[OpenAFS-devel] Re: pthreading the bosserver
Benjamin Kaduk
kaduk@MIT.EDU
Wed, 4 Sep 2013 14:11:58 -0400 (EDT)
On Wed, 4 Sep 2013, chas williams - CONTRACTOR wrote:
> On Wed, 4 Sep 2013 12:58:22 -0400 (EDT)
> Benjamin Kaduk <kaduk@mit.edu> wrote:
>
>> On Fri, 9 Aug 2013, Benjamin Kaduk wrote:
>>
>>> On Fri, 9 Aug 2013, Benjamin Kaduk wrote:
>>>
>>>> Maybe, I should just try to implement my idea and we will see if it works
>>>> or not.
>>>
>>> A sketch of what I had in mind is up at
>>> https://github.com/kaduk/openafs/commits/chas-bozo ; it passes minimal
>>> smoke-testing on my dev box (running a ptserver that doesn't have a prdb).
>>> It does not have the extra "shutting down" flag value that jhutz mentioned,
>>> for now.
>>>
>>> At 72 insertions/75 deletions, it doesn't really have a "smaller code"
>>> endorsement going for it ... what do people think?
>>
>> I'm assembling a changeset merging the still-useful bits of my patchset
>> with Chas's heavy lifting on the pthreading front, at
>> https://github.com/kaduk/openafs/commits/newbozo . I changed the
>> commit-IDs for everything past the first commit (which was verified by
>> buildbot already), so as to not cause confusion on gerrit. (I also
>> abandoned my gerrit changes for my old patchset.)
>>
>> Once I have squahsed, reviewed and tested things, I plan to push it to
>> gerrit for general review.
>
> I wrote what I think is a general fix for the problems mentioned in
> this thread but haven't had much time to test it.
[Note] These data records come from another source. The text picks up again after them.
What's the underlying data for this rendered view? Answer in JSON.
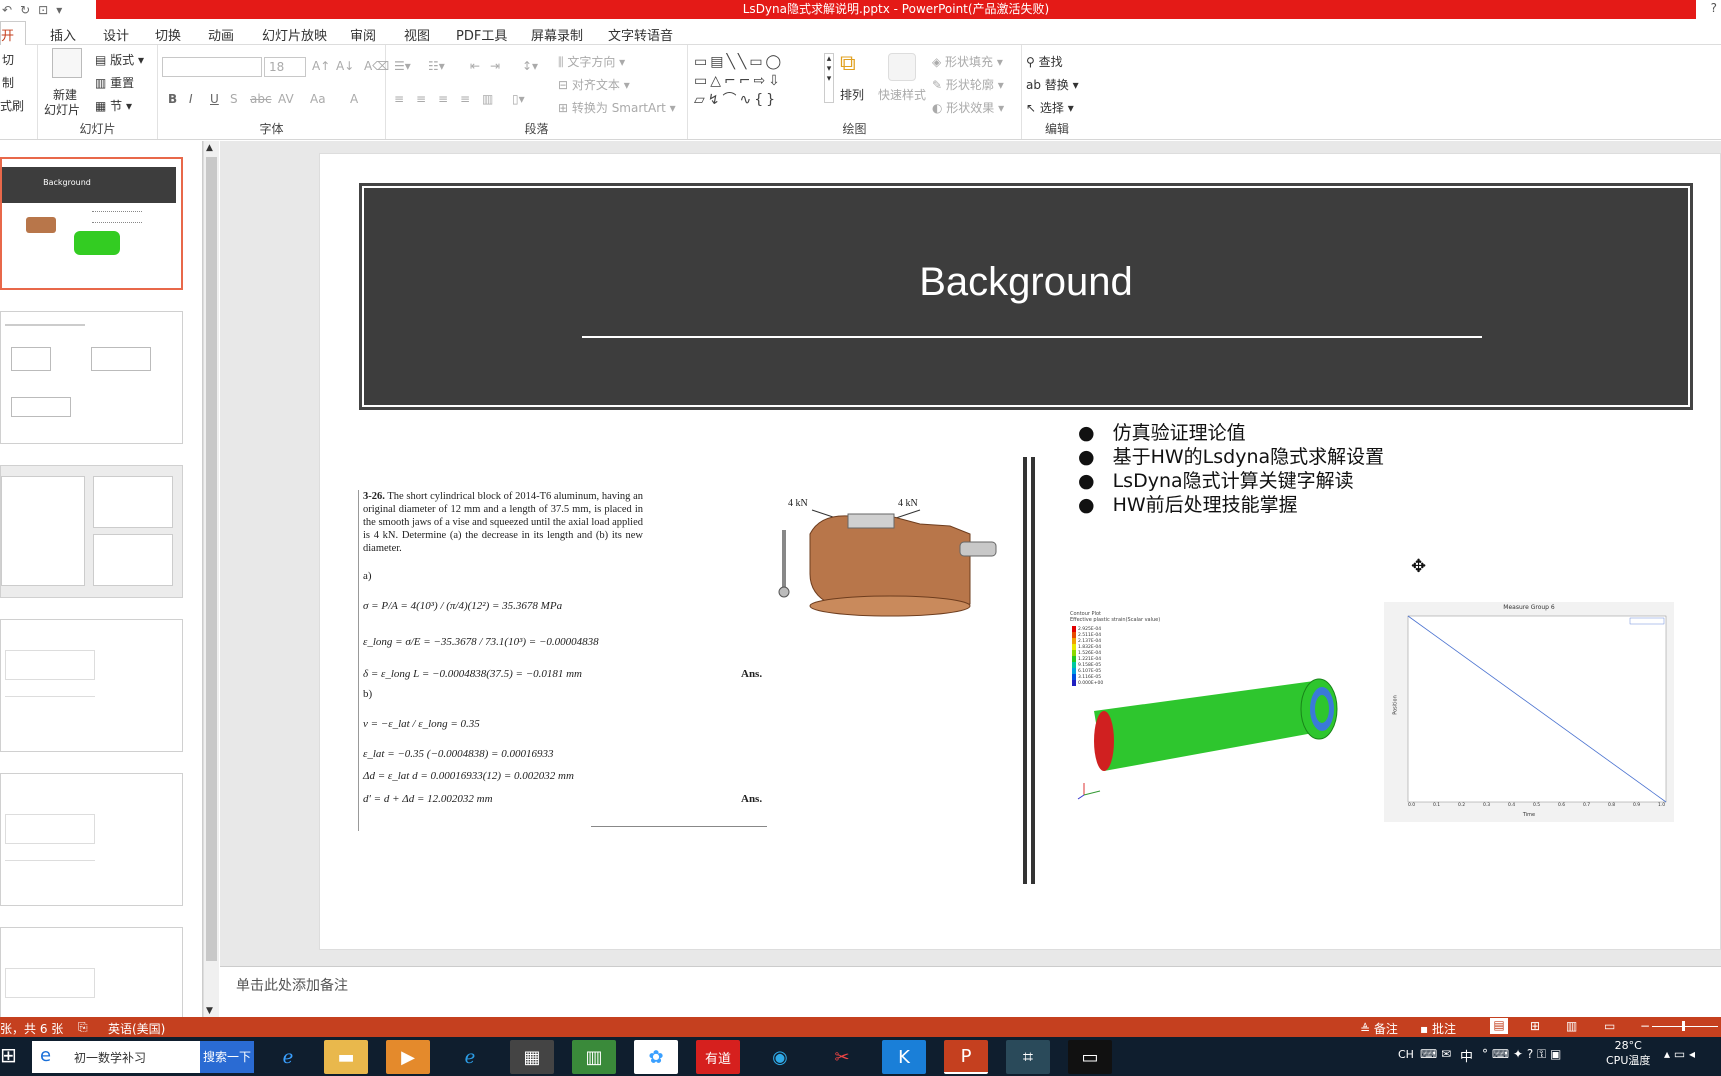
{
  "window": {
    "title": "LsDyna隐式求解说明.pptx - PowerPoint(产品激活失败)",
    "help": "?"
  },
  "tabs": [
    "开始",
    "插入",
    "设计",
    "切换",
    "动画",
    "幻灯片放映",
    "审阅",
    "视图",
    "PDF工具",
    "屏幕录制",
    "文字转语音"
  ],
  "ribbon": {
    "clipboard": {
      "cut": "切",
      "copy": "制",
      "format_painter": "式刷"
    },
    "slides": {
      "new_slide": "新建",
      "new_slide2": "幻灯片",
      "layout": "版式",
      "reset": "重置",
      "section": "节",
      "label": "幻灯片"
    },
    "font": {
      "size": "18",
      "label": "字体",
      "bold": "B",
      "italic": "I",
      "underline": "U",
      "shadow": "S",
      "strike": "abc",
      "spacing": "AV",
      "case": "Aa",
      "color": "A"
    },
    "paragraph": {
      "text_direction": "文字方向",
      "align_text": "对齐文本",
      "smartart": "转换为 SmartArt",
      "label": "段落"
    },
    "drawing": {
      "arrange": "排列",
      "quick_styles": "快速样式",
      "shape_fill": "形状填充",
      "shape_outline": "形状轮廓",
      "shape_effects": "形状效果",
      "label": "绘图"
    },
    "editing": {
      "find": "查找",
      "replace": "替换",
      "select": "选择",
      "label": "编辑"
    }
  },
  "slide": {
    "title": "Background",
    "bullets": [
      "仿真验证理论值",
      "基于HW的Lsdyna隐式求解设置",
      "LsDyna隐式计算关键字解读",
      "HW前后处理技能掌握"
    ],
    "problem": {
      "number": "3-26.",
      "text": "The short cylindrical block of 2014-T6 aluminum, having an original diameter of 12 mm and a length of 37.5 mm, is placed in the smooth jaws of a vise and squeezed until the axial load applied is 4 kN. Determine (a) the decrease in its length and (b) its new diameter.",
      "force_left": "4 kN",
      "force_right": "4 kN",
      "part_a": "a)",
      "eq1": "σ = P/A = 4(10³) / (π/4)(12²) = 35.3678 MPa",
      "eq2": "ε_long = σ/E = −35.3678 / 73.1(10³) = −0.00004838",
      "eq3": "δ = ε_long L = −0.0004838(37.5) = −0.0181 mm",
      "ans1": "Ans.",
      "part_b": "b)",
      "eq4": "ν = −ε_lat / ε_long = 0.35",
      "eq5": "ε_lat = −0.35 (−0.0004838) = 0.00016933",
      "eq6": "Δd = ε_lat d = 0.00016933(12) = 0.002032 mm",
      "eq7": "d′ = d + Δd = 12.002032 mm",
      "ans2": "Ans."
    },
    "contour": {
      "title": "Contour Plot",
      "subtitle": "Effective plastic strain(Scalar value)",
      "levels": [
        "2.925E-04",
        "2.511E-04",
        "2.137E-04",
        "1.832E-04",
        "1.526E-04",
        "1.221E-04",
        "9.158E-05",
        "6.107E-05",
        "3.116E-05",
        "0.000E+00"
      ],
      "colors": [
        "#e00000",
        "#e84b00",
        "#f0a000",
        "#e8e800",
        "#8cd800",
        "#22c822",
        "#00c8a0",
        "#00a0e0",
        "#0050e0",
        "#2020c0"
      ]
    },
    "measure": {
      "title": "Measure Group 6",
      "ylabel": "Position",
      "xlabel": "Time",
      "xticks": [
        "0.0",
        "0.1",
        "0.2",
        "0.3",
        "0.4",
        "0.5",
        "0.6",
        "0.7",
        "0.8",
        "0.9",
        "1.0"
      ]
    }
  },
  "notes": {
    "placeholder": "单击此处添加备注"
  },
  "statusbar": {
    "slide_info": "张，共 6 张",
    "language": "英语(美国)",
    "notes": "备注",
    "comments": "批注"
  },
  "taskbar": {
    "search_text": "初一数学补习",
    "search_button": "搜索一下",
    "youdao": "有道",
    "tray_lang": "CH",
    "ime": "中",
    "temp": "28°C",
    "cpu": "CPU温度"
  }
}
It is attached. It
> tries to match Jeff's wish list as much as possible. Right now it lets
> all apply operations run at the same time on a fixed list of inodes.
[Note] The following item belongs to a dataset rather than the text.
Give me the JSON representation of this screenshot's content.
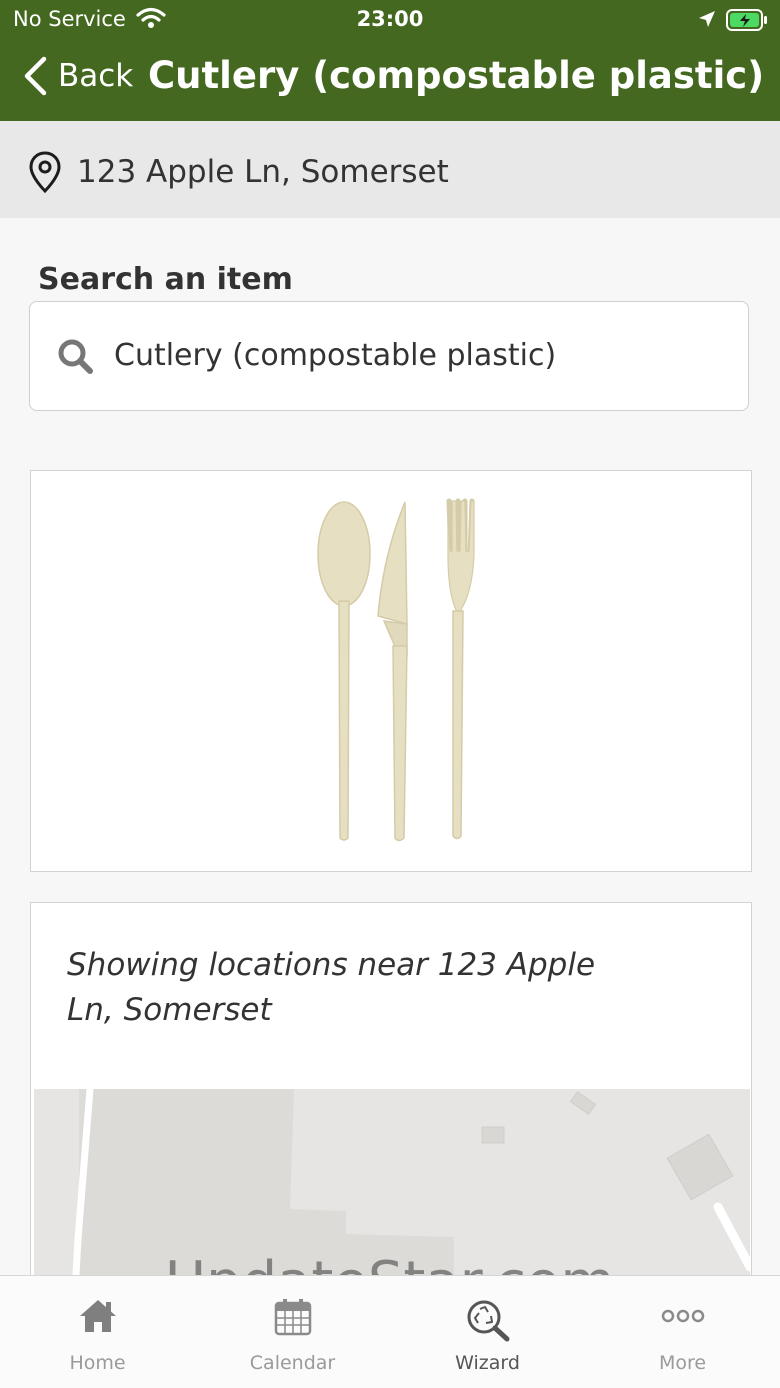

> If you are in the middle of a restart, someone else can begin a restart
> as well. The side effect is that someone else can also run a status
> as well. If you wanted to serialize these, it would simply be changing
> the newBnodes_lock to a write lock in all cases.
Thanks for pulling that together, I'll look at that after I've finished
looking over the commits so far.
> I am not thrilled about your code introducing what looks like C
> primitives with BNODE_LOCK/BNODE_UNLOCK. Atleast put some ()'s on the
> end of the macros. I am not sure this is entirely correct either:
I first wrote it as a proof-of-concept, and haven't done any cleanup since
then. (Your version is probably better ;) )
> for (opr_queue_ScanSafe(&allBnodes, cursor, store )) {
> struct bnode *tb = opr_queue_Entry(cursor, struct bnode, q);
>
> bnode_Hold(tb);
> BNODE_UNLOCK;
> code = (*aproc) (tb, arock);
> bnode_Release(tb);
> BNODE_LOCK;
>
> While store holds the pointer to the next bnode, you didn't hold a
> reference to that bnode so it could potentially go away after
> BNODE_UNLOCK.
That sounds right. I have not even really convinced myself that the
queue_ScanSafe is necessary; regular queue_Scan might be sufficient.
I'll keep that in mind when I am at the polishing up stage.
Thanks again,
Ben